SERVES8 (SERVING SIZE: 2 CREPES (246 grams, 8,7 oz) |
PREPARATION10 MINUTES
|
COOKING55 MINUTES |
--- INGREDIENTS ---
Quinoa Crepes
- 2 cups (224 grams) quinoa flour
- 2 cups (480 ml) lactose-free, low-fat milk
- 4 tablespoons (60 ml) extra virgin olive oil
- 4 pastured eggs
- Olive oil for cooking
Baked Spinach -Stuffed Quinoa crepes
- 16 quinoa crepes
- 2 cups low fodmap marinara sauce
- 1 pastured egg, beaten
- 4 tablespoons (10 grams) fresh basil finely chopped
- 4 cups (120 grams) fresh baby spinach,
- 1½ cups (200 grams) feta cheese
- 1 cup (100 grams) parmesan cheese
--- INSTRUCTIONS ---
Step 1
Crepes (make 16 crepes)
Whisk together milk, eggs, and oil.
Add quinoa flour to milk mixture and whisk until smooth.
Heat a non-stick skillet over medium heat.
Moisten a paper towel with oil.
Rub skillet with an oiled paper towel.
Scoop ¼ cup batter onto the skillet.
Tilt the pan with a circular motion so that the batter coats the surface evenly.

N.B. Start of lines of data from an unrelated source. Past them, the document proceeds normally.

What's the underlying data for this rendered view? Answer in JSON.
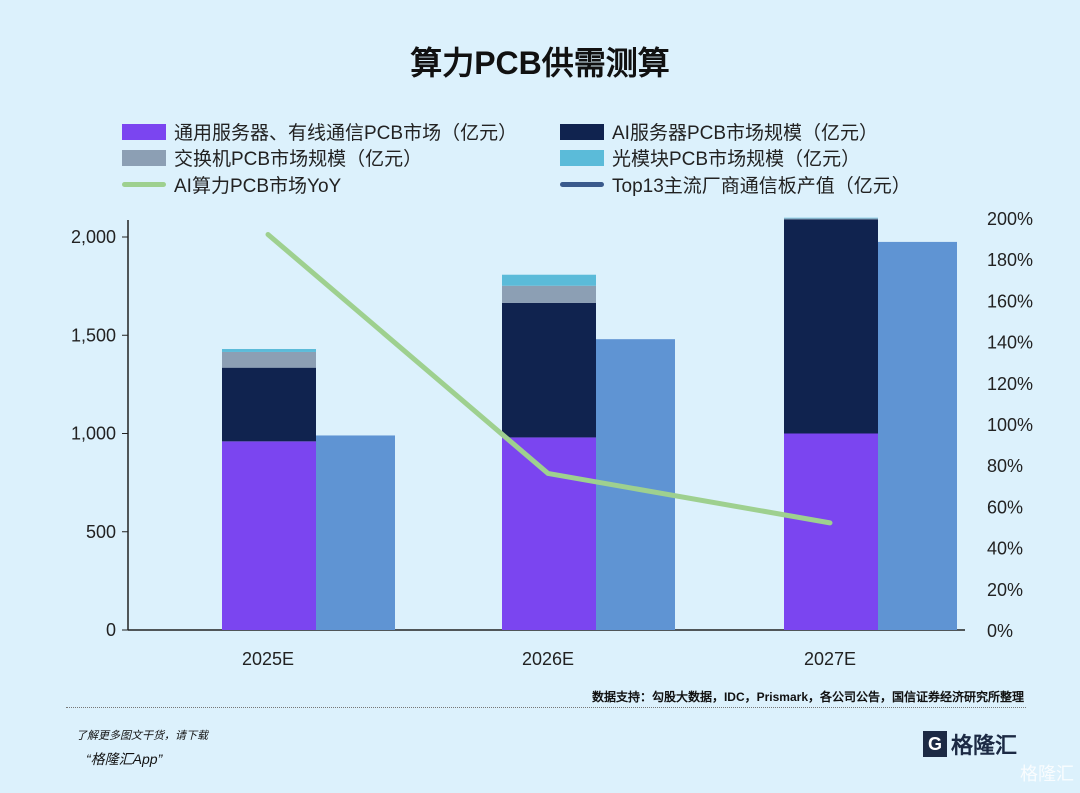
{
  "title": "算力PCB供需测算",
  "legend": [
    {
      "label": "通用服务器、有线通信PCB市场（亿元）",
      "color": "#7b45f0",
      "kind": "bar"
    },
    {
      "label": "AI服务器PCB市场规模（亿元）",
      "color": "#10234f",
      "kind": "bar"
    },
    {
      "label": "交换机PCB市场规模（亿元）",
      "color": "#8c9fb4",
      "kind": "bar"
    },
    {
      "label": "光模块PCB市场规模（亿元）",
      "color": "#5bbbd9",
      "kind": "bar"
    },
    {
      "label": "AI算力PCB市场YoY",
      "color": "#9ed08f",
      "kind": "line"
    },
    {
      "label": "Top13主流厂商通信板产值（亿元）",
      "color": "#3a5a8c",
      "kind": "line"
    }
  ],
  "chart_data": {
    "type": "bar",
    "title": "算力PCB供需测算",
    "categories": [
      "2025E",
      "2026E",
      "2027E"
    ],
    "stacked_series": [
      {
        "name": "通用服务器、有线通信PCB市场（亿元）",
        "values": [
          960,
          980,
          1000
        ],
        "color": "#7b45f0"
      },
      {
        "name": "AI服务器PCB市场规模（亿元）",
        "values": [
          375,
          685,
          1090
        ],
        "color": "#10234f"
      },
      {
        "name": "交换机PCB市场规模（亿元）",
        "values": [
          80,
          87,
          5
        ],
        "color": "#8c9fb4"
      },
      {
        "name": "光模块PCB市场规模（亿元）",
        "values": [
          15,
          56,
          3
        ],
        "color": "#5bbbd9"
      }
    ],
    "bar_series": {
      "name": "Top13主流厂商通信板产值（亿元）",
      "values": [
        990,
        1480,
        1975
      ],
      "color": "#5f94d3"
    },
    "line_series": {
      "name": "AI算力PCB市场YoY",
      "values": [
        192,
        76,
        52
      ],
      "unit": "%",
      "axis": "right",
      "color": "#9ed08f"
    },
    "left_axis": {
      "ylim": [
        0,
        2100
      ],
      "ticks": [
        "0",
        "500",
        "1,000",
        "1,500",
        "2,000"
      ],
      "tick_values": [
        0,
        500,
        1000,
        1500,
        2000
      ]
    },
    "right_axis": {
      "ylim": [
        0,
        200
      ],
      "ticks": [
        "0%",
        "20%",
        "40%",
        "60%",
        "80%",
        "100%",
        "120%",
        "140%",
        "160%",
        "180%",
        "200%"
      ]
    },
    "legend_placement": "top",
    "grid": false
  },
  "source": "数据支持：勾股大数据，IDC，Prismark，各公司公告，国信证券经济研究所整理",
  "promo_line1": "了解更多图文干货，请下载",
  "promo_line2": "“格隆汇App”",
  "logo_text": "格隆汇",
  "watermark": "格隆汇"
}
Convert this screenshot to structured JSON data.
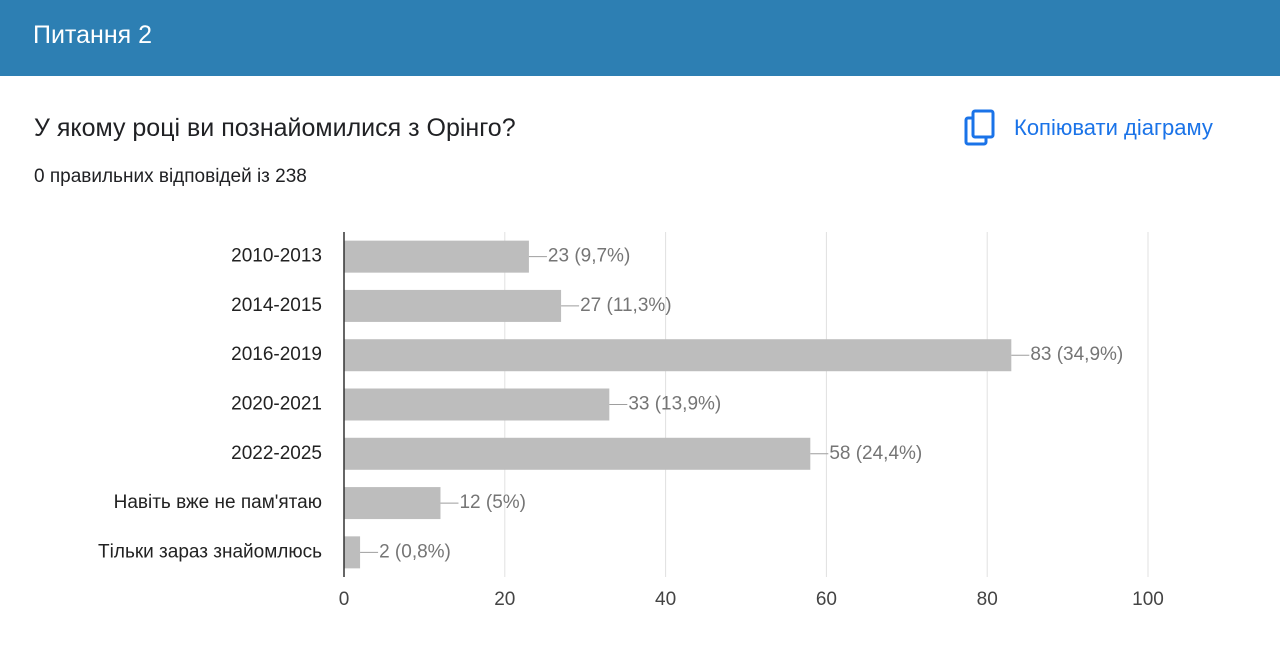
{
  "header": {
    "title": "Питання 2"
  },
  "question": {
    "title": "У якому році ви познайомилися з Орінго?",
    "subtitle": "0 правильних відповідей із 238",
    "copy_button": "Копіювати діаграму"
  },
  "chart_data": {
    "type": "bar",
    "orientation": "horizontal",
    "categories": [
      "2010-2013",
      "2014-2015",
      "2016-2019",
      "2020-2021",
      "2022-2025",
      "Навіть вже не пам'ятаю",
      "Тільки зараз знайомлюсь"
    ],
    "values": [
      23,
      27,
      83,
      33,
      58,
      12,
      2
    ],
    "value_labels": [
      "23 (9,7%)",
      "27 (11,3%)",
      "83 (34,9%)",
      "33 (13,9%)",
      "58 (24,4%)",
      "12 (5%)",
      "2 (0,8%)"
    ],
    "color": "#bdbdbd",
    "xlim": [
      0,
      100
    ],
    "xticks": [
      0,
      20,
      40,
      60,
      80,
      100
    ],
    "grid": true
  }
}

Cook for about 2 minutes, until the bottom is light brown. Loosen with a spatula, turn and cook the other side.
Rub the skillet with oil and continue with the rest batter.
Step 2
Coat with olive oil a 33 x 23 cm / 13 x 9-inch baking dish.
Preheat oven to 204,4°C/ 400°F.
Mix spinach, basil, eggs, ½ parmesan cheese, and feta cheese, salt, and pepper.
Spread half marinara sauce on the bottom of the baking dish.
Spoon 4 tablespoons of the cheese spinach mixture onto one end of the crepe, and then roll it up.
Transfer to the baking dish, continuing with all crepes.
Place the remaining marinara sauce on top of roll-up crepes.
Cover with remaining parmesan cheese.
Bake for 25 minutes and allow cooling for 10 minutes before serving.